| Did this page help you? Yes No Tell us about it... |
Cascading is an open-source Java library that provides a query API, a query planner, and a job scheduler for creating and running Hadoop MapReduce applications. Applications developed with Cascading are compiled and packaged into standard Hadoop-compatible JAR files similar to other native Hadoop applications.
Multitool is a Cascading application that provides a simple command line interface for managing large datasets. For example, you can filter records matching a Java regular expression from data stored in Amazon S3 and copy the results to the Hadoop file system.
You can run the Cascading Multitool application on Amazon Elastic MapReduce (Amazon EMR) using either the Amazon EMR command line interface or the Amazon EMR console. Amazon EMR supports all Multitool arguments.
The Multitool JAR file is at
s3n://elasticmapreduce/samples/multitool/multitool-aws-03-31-09.jar.
The Multitool source code, along with a number of other tools, is available for download from the project website at http://www.cascading.org/modules.html.
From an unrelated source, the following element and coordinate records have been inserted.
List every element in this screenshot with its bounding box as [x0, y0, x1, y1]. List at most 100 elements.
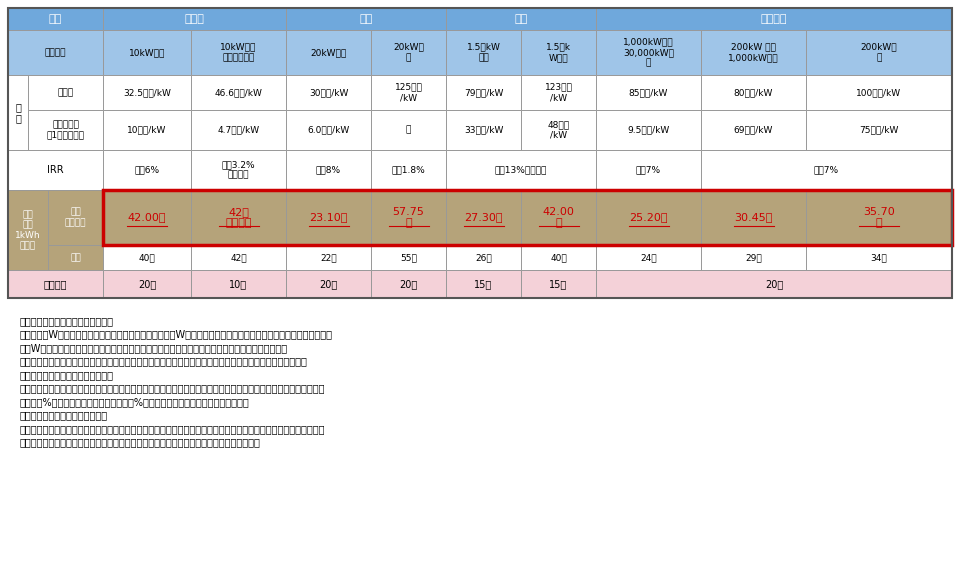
Bar [28, 75, 103, 110]
Bar [521, 245, 596, 270]
Bar [371, 75, 446, 110]
Text: 24円: 24円 [640, 253, 657, 262]
Text: 46.6万円/kW: 46.6万円/kW [215, 88, 262, 97]
Text: 税抜: 税抜 [70, 253, 81, 262]
Bar [191, 150, 286, 190]
Text: 調達
価格
1kWh
当たり: 調達 価格 1kWh 当たり [15, 210, 41, 250]
Text: 電源: 電源 [49, 14, 62, 24]
Text: 42円
（＊１）: 42円 （＊１） [226, 207, 252, 229]
Bar [286, 8, 446, 30]
Text: 42.00円: 42.00円 [128, 212, 166, 223]
Bar [701, 150, 952, 190]
Bar [8, 270, 103, 298]
Bar [191, 190, 286, 245]
Bar [446, 8, 596, 30]
Bar [103, 190, 191, 245]
Text: 30万円/kW: 30万円/kW [309, 88, 348, 97]
Bar [371, 245, 446, 270]
Bar [103, 150, 191, 190]
Bar [286, 190, 371, 245]
Text: 25.20円: 25.20円 [629, 212, 668, 223]
Bar [103, 110, 191, 150]
Text: （＊３）消費税の取扱いについて: （＊３）消費税の取扱いについて [20, 410, 108, 420]
Text: 運転維持費
（1年当たり）: 運転維持費 （1年当たり） [46, 120, 84, 140]
Text: 42.00
円: 42.00 円 [542, 207, 574, 229]
Bar [8, 150, 103, 190]
Bar [596, 75, 701, 110]
Bar [701, 190, 806, 245]
Text: 地熱: 地熱 [515, 14, 528, 24]
Bar [8, 8, 952, 298]
Bar [446, 150, 596, 190]
Bar [286, 30, 371, 75]
Text: 20年: 20年 [399, 279, 418, 289]
Text: 20kW未
満: 20kW未 満 [393, 43, 424, 62]
Text: 35.70
円: 35.70 円 [863, 207, 895, 229]
Bar [806, 110, 952, 150]
Bar [103, 190, 952, 245]
Text: （＊１）住宅用太陽光発電について: （＊１）住宅用太陽光発電について [20, 316, 114, 326]
Bar [446, 190, 521, 245]
Text: なお、一般消費者には消費税の納税義務がないことから、税抜き価格と税込み価格が同じとなっている。: なお、一般消費者には消費税の納税義務がないことから、税抜き価格と税込み価格が同じ… [20, 356, 308, 367]
Text: 123万円
/kW: 123万円 /kW [544, 83, 572, 102]
Text: 風力: 風力 [359, 14, 372, 24]
Text: 200kW 以上
1,000kW未満: 200kW 以上 1,000kW未満 [729, 43, 779, 62]
Text: 税前7%: 税前7% [636, 166, 661, 174]
Text: 建設費: 建設費 [58, 88, 74, 97]
Text: 税込
（＊３）: 税込 （＊３） [64, 208, 86, 227]
Bar [446, 110, 521, 150]
Text: 200kW未
満: 200kW未 満 [861, 43, 898, 62]
Bar [103, 8, 286, 30]
Text: 税前1.8%: 税前1.8% [392, 166, 425, 174]
Bar [103, 270, 191, 298]
Text: 26円: 26円 [475, 253, 492, 262]
Bar [191, 110, 286, 150]
Text: 75千円/kW: 75千円/kW [859, 125, 899, 135]
Text: 税前8%: 税前8% [316, 166, 341, 174]
Bar [371, 190, 446, 245]
Text: 20kW以上: 20kW以上 [310, 48, 347, 57]
Bar [596, 110, 701, 150]
Text: －: － [406, 125, 411, 135]
Bar [371, 150, 446, 190]
Bar [596, 245, 701, 270]
Bar [446, 75, 521, 110]
Text: 地表調査、調査井の掘削など地点開発に一件当たり４６億円程度かかること、事業化に結びつく成功率が低いこ: 地表調査、調査井の掘削など地点開発に一件当たり４６億円程度かかること、事業化に結… [20, 384, 325, 394]
Text: 42円: 42円 [230, 253, 247, 262]
Text: 費者向けが大宗となる太陽光発電の余剰買取の買取区分については、従来どおりとした。: 費者向けが大宗となる太陽光発電の余剰買取の買取区分については、従来どおりとした。 [20, 437, 261, 448]
Bar [191, 30, 286, 75]
Bar [701, 245, 806, 270]
Bar [191, 75, 286, 110]
Text: １０ｋW未満の太陽光発電については、一見、１０ｋW以上の価格と同一のように見えるが、家庭用については: １０ｋW未満の太陽光発電については、一見、１０ｋW以上の価格と同一のように見える… [20, 329, 333, 339]
Bar [596, 30, 701, 75]
Bar [806, 30, 952, 75]
Bar [446, 245, 521, 270]
Text: 6.0千円/kW: 6.0千円/kW [307, 125, 349, 135]
Text: 22円: 22円 [321, 253, 337, 262]
Text: 税前6%: 税前6% [134, 166, 159, 174]
Text: 10kW未満
（余剰買取）: 10kW未満 （余剰買取） [220, 43, 256, 62]
Text: 4.7千円/kW: 4.7千円/kW [217, 125, 259, 135]
Bar [191, 270, 286, 298]
Bar [286, 245, 371, 270]
Text: 29円: 29円 [745, 253, 762, 262]
Text: 33千円/kW: 33千円/kW [464, 125, 503, 135]
Bar [521, 270, 596, 298]
Bar [701, 75, 806, 110]
Bar [191, 245, 286, 270]
Bar [371, 270, 446, 298]
Bar [8, 190, 48, 270]
Text: 100万円/kW: 100万円/kW [856, 88, 901, 97]
Bar [701, 110, 806, 150]
Text: （＊２）地熱発電のＩＲＲについて: （＊２）地熱発電のＩＲＲについて [20, 370, 114, 380]
Text: 10千円/kW: 10千円/kW [128, 125, 167, 135]
Bar [8, 75, 28, 150]
Bar [806, 245, 952, 270]
Text: 27.30円: 27.30円 [465, 212, 503, 223]
Bar [28, 110, 103, 150]
Bar [806, 190, 952, 245]
Bar [8, 30, 103, 75]
Bar [103, 30, 191, 75]
Text: 調達期間: 調達期間 [44, 279, 67, 289]
Text: 15年: 15年 [474, 279, 492, 289]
For additional samples and tips for using Multitool, go to Cascading.Multitool - Tips on using the Multitool and Generate usage reports . For more information about Cascading, go to http://www.cascading.org.
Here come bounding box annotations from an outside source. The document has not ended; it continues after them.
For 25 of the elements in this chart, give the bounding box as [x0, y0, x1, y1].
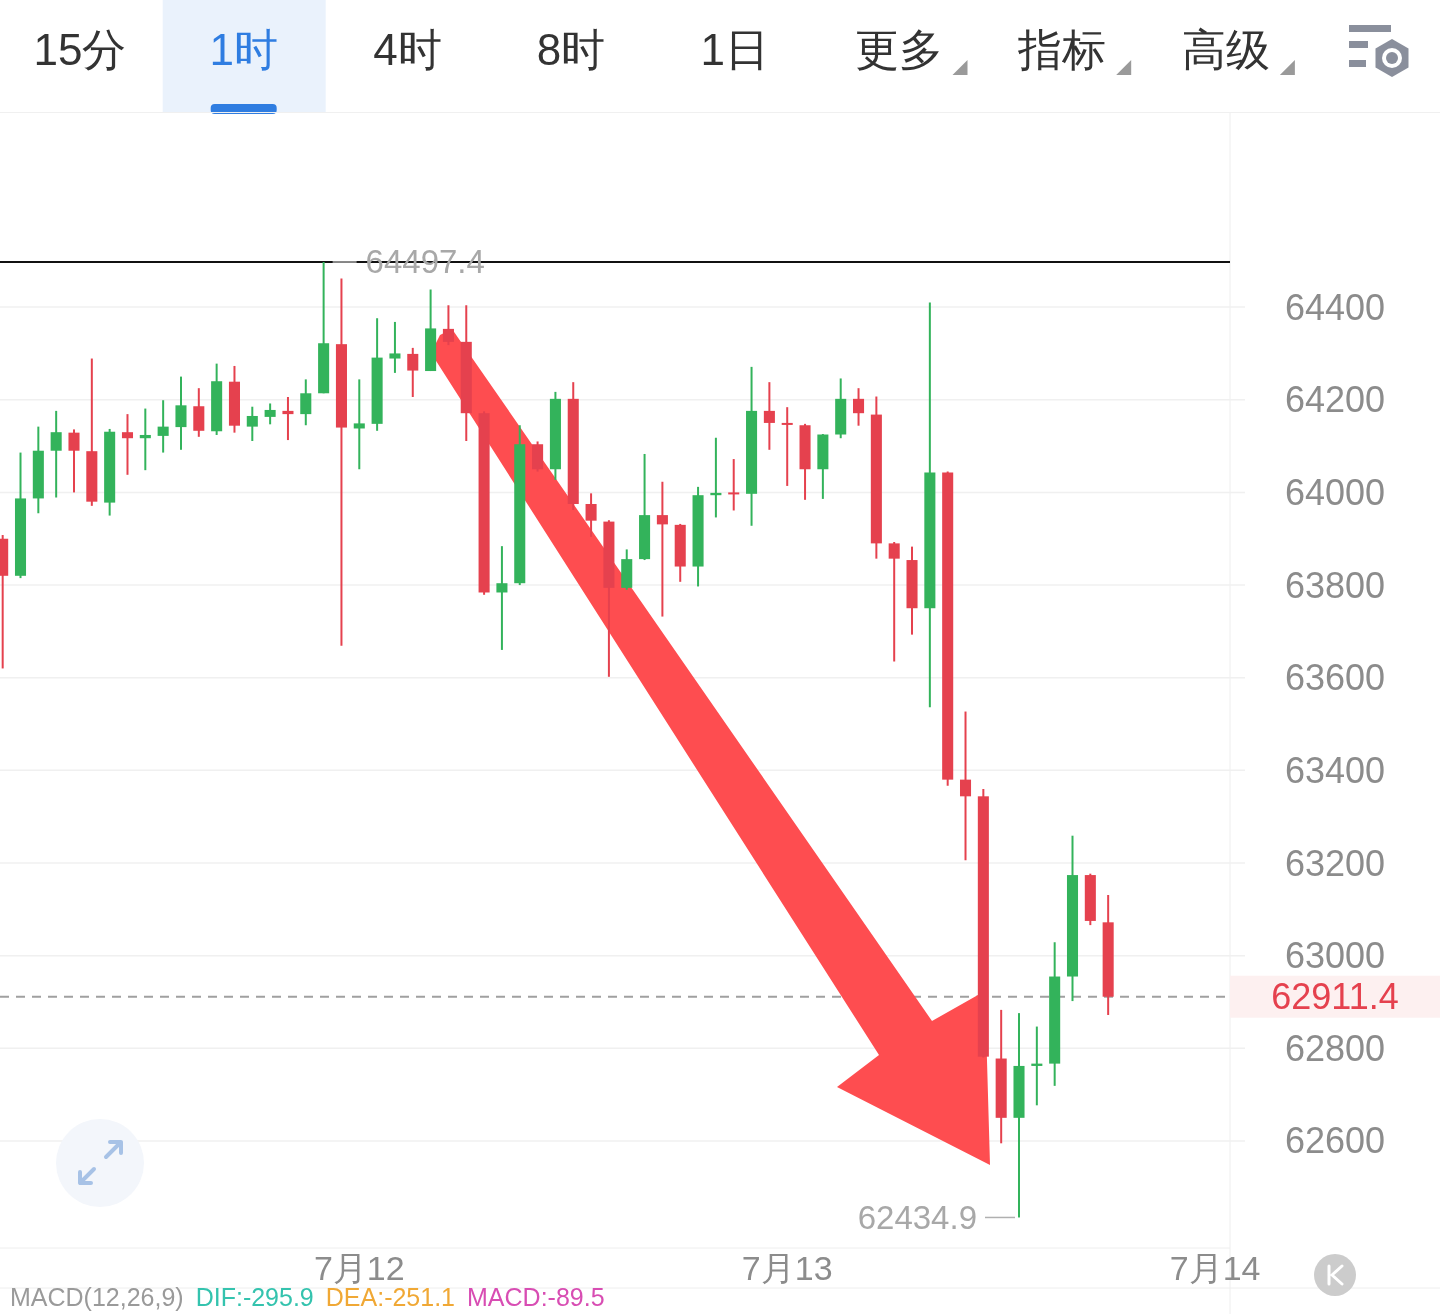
- y-tick-label: 64000: [1284, 471, 1386, 513]
- text: MACD(12,26,9): [10, 1283, 184, 1311]
- y-tick-label: 64400: [1284, 286, 1386, 328]
- x-tick-label: 7月13: [741, 1249, 833, 1287]
- y-tick-label: 64200: [1284, 379, 1386, 421]
- ref-line-label: 62911.4: [1271, 976, 1399, 1018]
- y-tick-label: 63000: [1284, 935, 1386, 977]
- y-tick-label: 63200: [1284, 842, 1386, 884]
- y-tick-label: 63400: [1284, 749, 1386, 791]
- text: 4时: [373, 24, 442, 74]
- y-tick-label: 63800: [1284, 564, 1386, 606]
- text: 1日: [700, 24, 770, 74]
- x-tick-label: 7月14: [1169, 1249, 1261, 1287]
- y-tick-label: 63600: [1284, 657, 1386, 699]
- text: 1时: [209, 24, 278, 74]
- y-tick-label: 62800: [1284, 1027, 1386, 1069]
- text: 15分: [33, 24, 127, 74]
- text: MACD:-89.5: [467, 1283, 605, 1311]
- text: 8时: [536, 24, 606, 74]
- text: 更多: [854, 24, 943, 74]
- text: 指标: [1017, 24, 1107, 74]
- annotation: 62434.9: [857, 1198, 978, 1236]
- y-tick-label: 62600: [1284, 1120, 1386, 1162]
- text: 高级: [1181, 24, 1270, 74]
- text: DIF:-295.9: [195, 1283, 314, 1311]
To create a Cascading job flow using the CLI
Create a job flow referencing the Cascading Multitool JAR file and supply the appropriate Multitool arguments as follows:
$ ./elastic-mapreduce --create --jar s3n://elasticmapreduce/samples/multitool/multitool-aws-03-31-09.jar --args [args]
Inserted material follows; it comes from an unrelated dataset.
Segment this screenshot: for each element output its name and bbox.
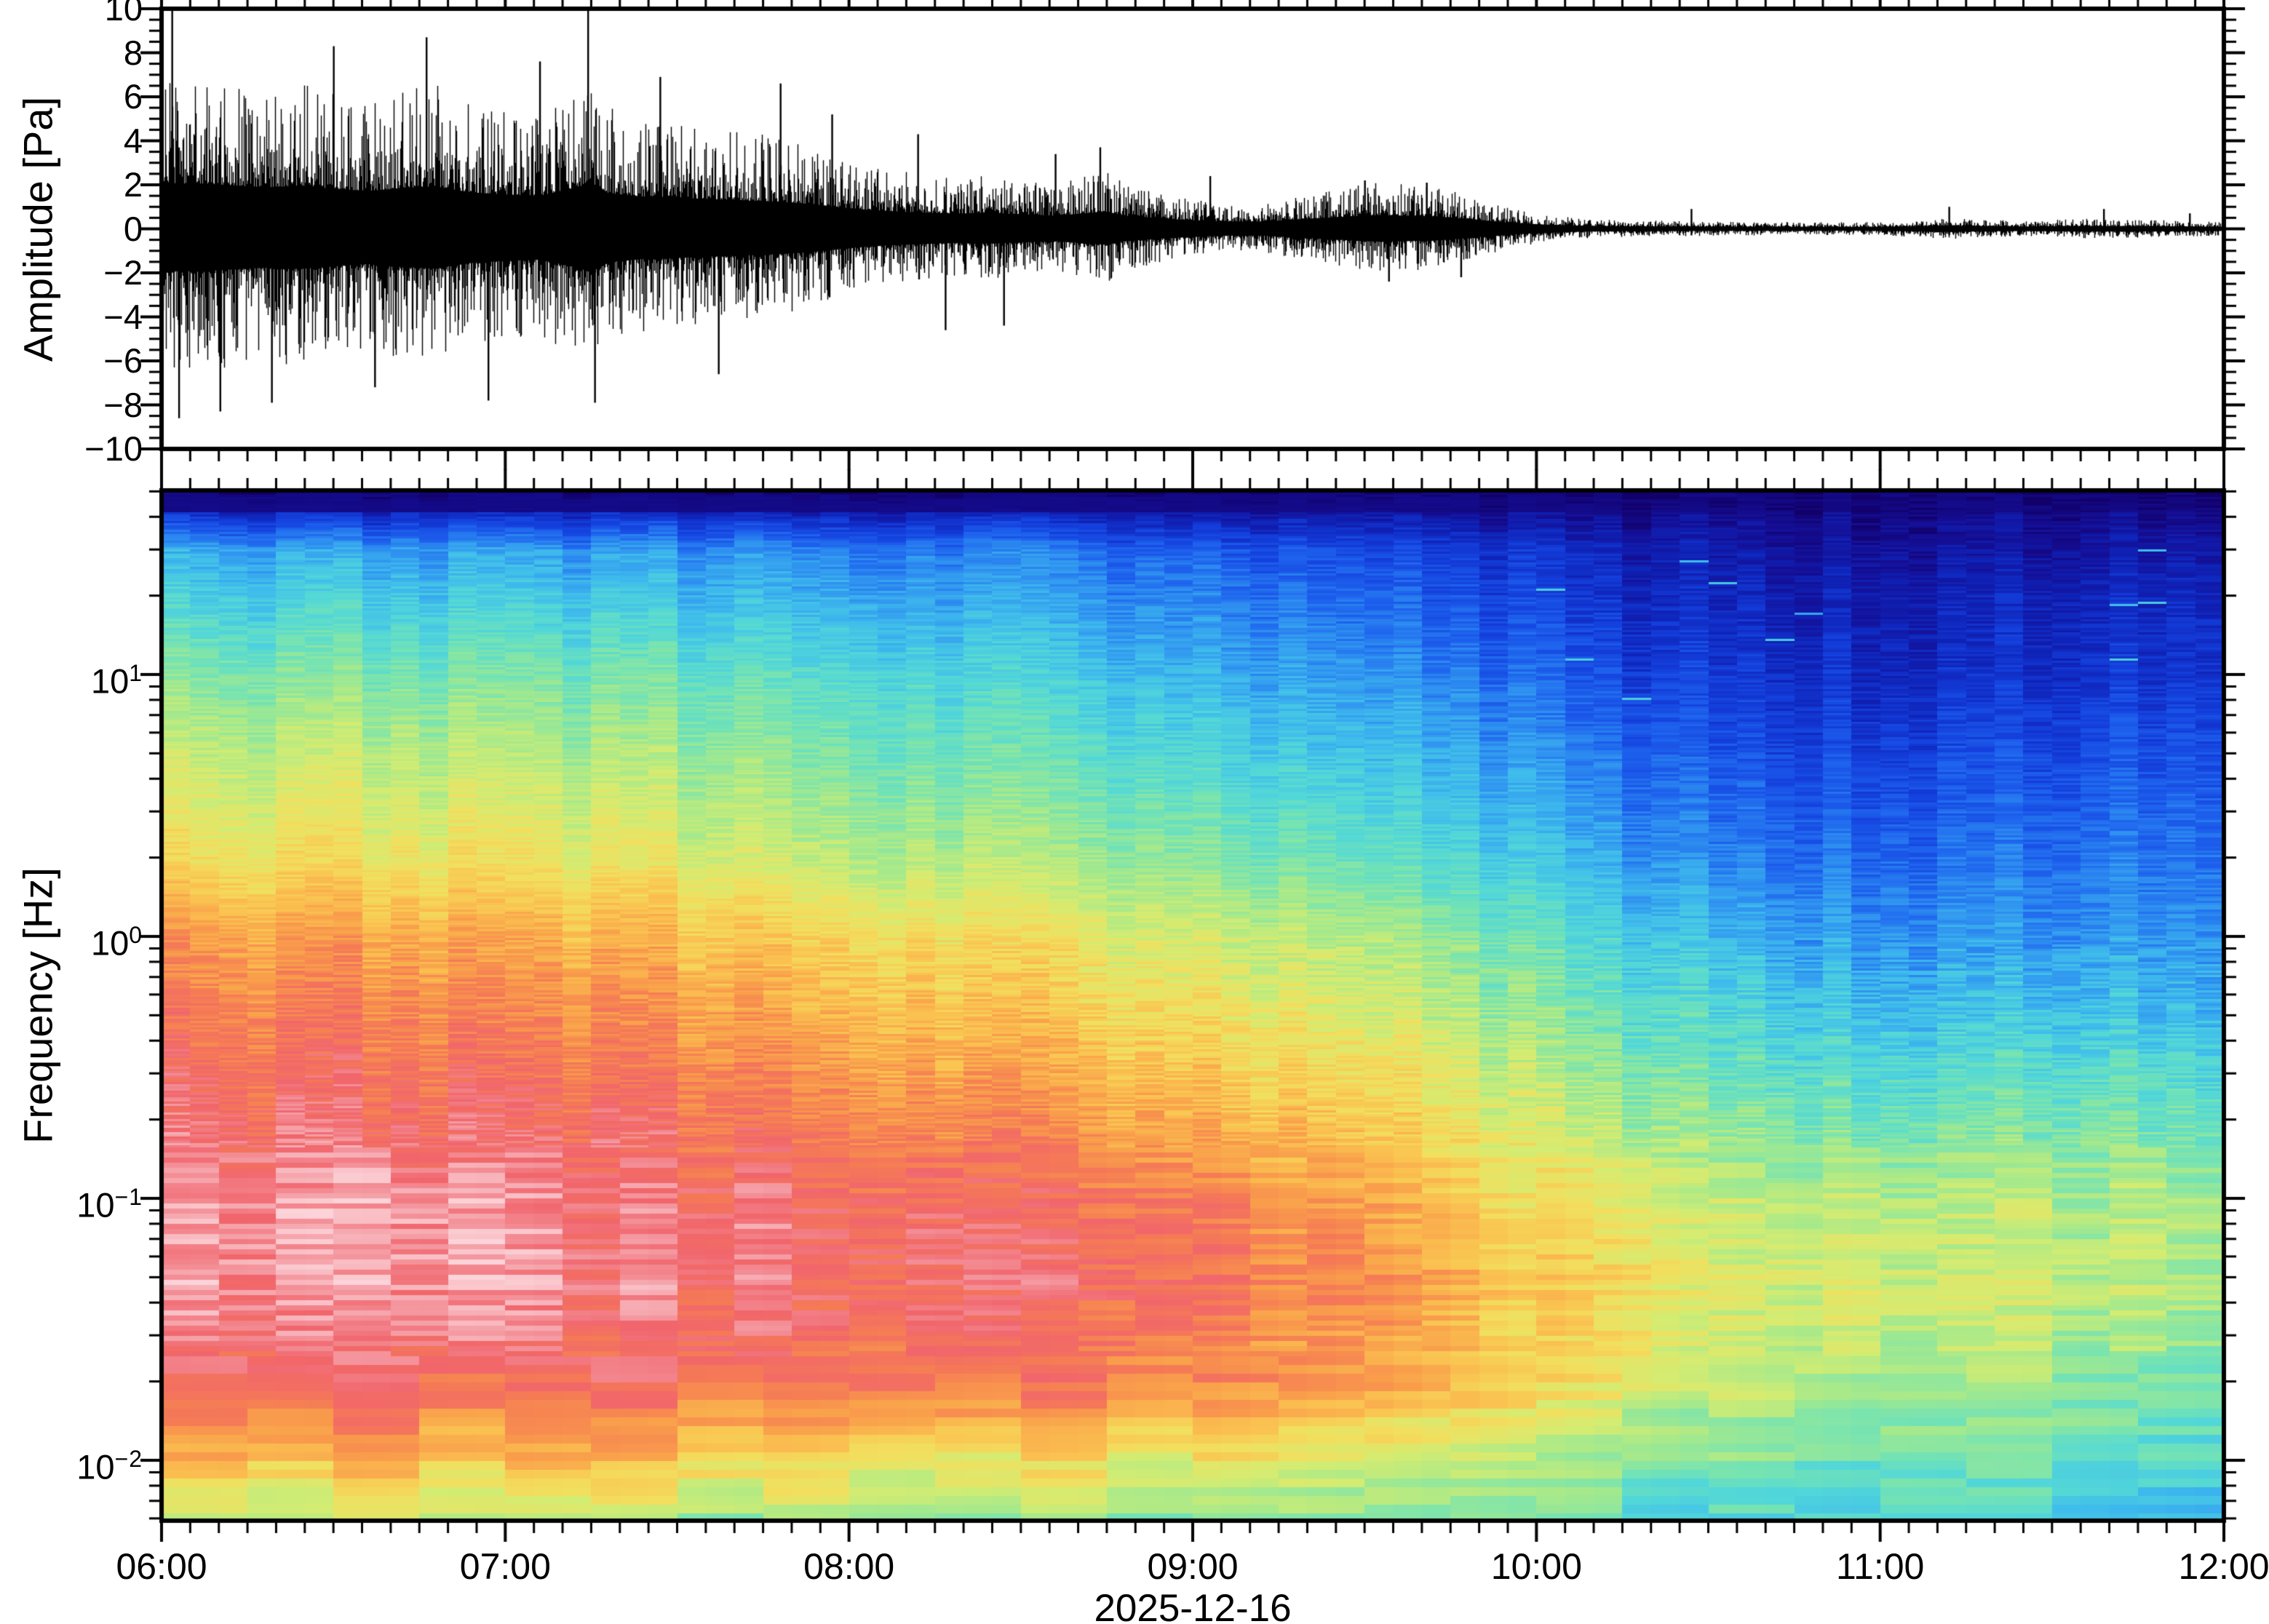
waveform-spectrogram-canvas bbox=[0, 0, 2269, 1624]
seismo-acoustic-figure: Amplitude [Pa] Frequency [Hz] 2025-12-16… bbox=[0, 0, 2269, 1624]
To create a Cascading job flow using the Amazon EMR console
Start a new job flow:
Sign in to the AWS Management Console and open the Amazon Elastic MapReduce console at https://console.aws.amazon.com/elasticmapreduce/.
Select a Region.

Click Create a New Job Flow.
The Create a New Job Flow page appears.
In the DEFINE JOB FLOW page, enter the following information:
Enter a name in the Job Flow Name field.
We recommend that you use a descriptive name. It does not need to be unique.
Select Run your own application.
Select Custom JAR from the menu and click Continue.

In the SPECIFY PARAMETERS page, specify the job flow parameters:
Specify the Jar Location for the Multitool JAR file in the Specify Parameters dialog box, for example:
s3n://elasticmapreduce/samples/multitool/multitool-aws-03-31-09.jar
Specify any arguments for the job flow.
All Multitool arguments are supported, including those listed in the following table.
| Parameter | Description |
|---|---|
-input | Location of input file. |
-output | Location of output files. |
-start | Use data created after the start time. |
-end | Use data created by the end time. |
Click Continue.

On the CONFIGURE EC2 INSTANCES page, accept the default parameters and click Continue.
On the ADVANCED OPTIONS page, accept the default parameters and click Continue.
In the BOOTSTRAP ACTIONS page, select Proceed with no Bootstrap Actions, and then click Continue.
For more information about bootstrap actions, see Bootstrap Actions.

Click Continue to accept the defaults for the remaining wizard steps, and then click Create Job Flow at the end to launch the Cascading job flow.